Even with all the unnecessarily essential extras on this humungo treatment of Mudhoney‘s debut EP, the best thing across these two discs is the opening riff from “Touch Me I’m Sick,” a non-EP track. Dirty. Heavy. Lazy. Simple. Sloppy. Everything we wanted our Seattle rock to be before it turned into the music we love it as today. For the grunge movement’s underachieving stalwarts, “Touch Me I’m Sick” was a rallying crying that is possibly all that casual fans remember of the group, even though Superfuzz Bigmuff–featured as tracks four through nine of this collection–is Mudhoney’s crowning achievement. Those of you who think a two-disc expansion of a six-song EP is a bit excessive are basically right. Disc two is filled with two live shows, the first of which is a spliced-together tape of a show in Berlin. Though songs are obviously repeated in different contexts–“Touch Me I’m Sick,” “Need,” “In ‘n’ Out of Grace” and “No One Has” each appear three times–the first disc plays like a fantastically obsessive early-period greatest hits, buffering the EP with singles, comp cuts and 8-track demos. The record’s photo-heavy liner notes contain an essay by Jay Hinman, who hosted the live KCSB broadcast on this record’s second disc, lifting Mudhoney above the acts that made grunge popular, and another diatribe by Charles Peterson, the photographer who captured Superfuzz Bigmuff‘s iconic cover. Peterson’s recollection of the show at which he snapped some of the group’s most famous shots as well as the bands onstage antics will make you wish more musicians rocked ass as much as these skuzzy bastards.

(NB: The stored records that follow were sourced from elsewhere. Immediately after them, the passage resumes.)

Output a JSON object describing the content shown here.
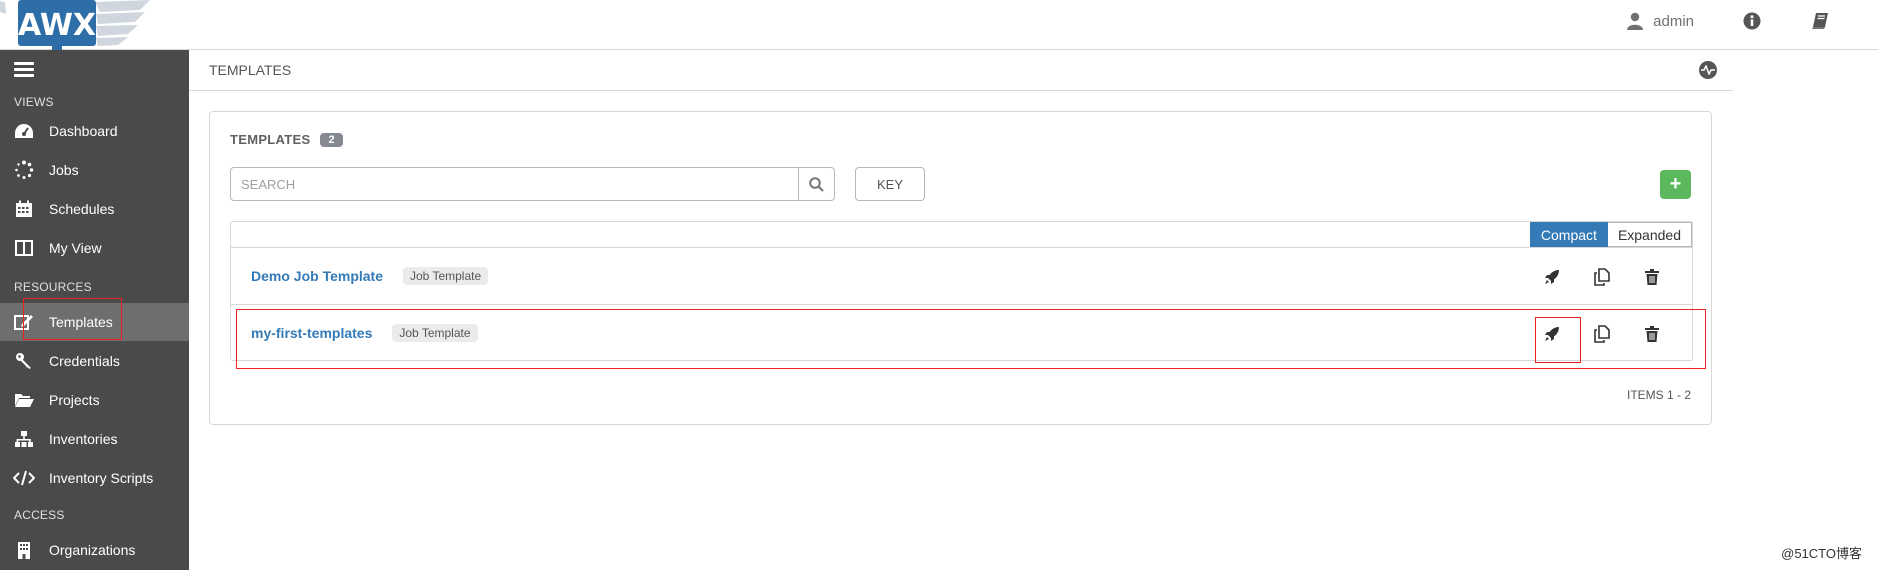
{
  "app": {
    "logo_text": "AWX",
    "user": "admin"
  },
  "sidebar": {
    "sections": {
      "views": "VIEWS",
      "resources": "RESOURCES",
      "access": "ACCESS"
    },
    "items": [
      {
        "label": "Dashboard",
        "icon": "dashboard-icon"
      },
      {
        "label": "Jobs",
        "icon": "spinner-icon"
      },
      {
        "label": "Schedules",
        "icon": "calendar-icon"
      },
      {
        "label": "My View",
        "icon": "columns-icon"
      },
      {
        "label": "Templates",
        "icon": "edit-icon",
        "active": true
      },
      {
        "label": "Credentials",
        "icon": "key-icon"
      },
      {
        "label": "Projects",
        "icon": "folder-icon"
      },
      {
        "label": "Inventories",
        "icon": "sitemap-icon"
      },
      {
        "label": "Inventory Scripts",
        "icon": "code-icon"
      },
      {
        "label": "Organizations",
        "icon": "building-icon"
      }
    ]
  },
  "header": {
    "title": "TEMPLATES"
  },
  "panel": {
    "title": "TEMPLATES",
    "count": "2",
    "search_placeholder": "SEARCH",
    "key_label": "KEY",
    "add_label": "+",
    "view_toggle": {
      "compact": "Compact",
      "expanded": "Expanded"
    },
    "rows": [
      {
        "name": "Demo Job Template",
        "type": "Job Template"
      },
      {
        "name": "my-first-templates",
        "type": "Job Template"
      }
    ],
    "items_label": "ITEMS  1 - 2"
  },
  "watermark": "@51CTO博客",
  "colors": {
    "sidebar_bg": "#4a4a4a",
    "link_blue": "#337ab7",
    "add_green": "#5cb85c",
    "highlight_red": "#e22"
  }
}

MP3: “In ‘n’ Out of Grace (Live in Berlin)”

Burn It
Scarlett Johansson, Anywhere I Lay My Head (Atco)

Applause, please. Scarlett Johansson‘s album of Tom Waits covers is actually pretty great. We knew that enlisting TV on the Radio‘s David Andrew Sitek would be Johansson’s saving grace, but damn, at times it’s as if he’s given her a handful of lush, elegant TVOTR b-sides to roll around in. Delicate yet exhilarating, the production draws from an expansive palette that’ll have you listening closer and closer each time through, proving that Johansson’s best vocal asset might be her limited skill. Listen to how she wobbles to nail the cadence and light tone of “I Wish I Was in New Orleans.” Not to be patronizing, but her struggles are endearing, particularly when paired with the song’s eerie dreamland lullaby. To her credit, Johansson shows no fear or precaution about stretching her range as she slips from a reverb-heavy coo on “I Don’t Want to Grow Up” to a husky grumble on the album’s only original track, “Song for Jo,” to a deep androgynous moan on the album’s best cut, “Town With No Cheer.” As her voice bends, she seems more comfortable fading into the mix. Johansson knows she’s no storyteller, so these songs become more about playing with the melodies than conveying Waits’s deranged tales. In the right frame of mind, you could probably listen to this album straight through and not once even notice the vocals.

Skip It
Islands, Arm’s Way (Anti-)

Some might call it creative, quirky, ambitious, arty or memorable. But self-titled just calls it bad. Islands‘ follow-up to the forgettable Return to the Sea looks to embolden the group’s musical scope with string arrangements. But this plea for legitimacy only exposes bandleader Nicholas Thorburn’s limitations as a songwriter. Strings clash with the song structures as if they were added as an overreaching afterthought to these same-as-before choruses and treaded-over melodies. Don’t believe the blog hype on this one. Islands are for suckers.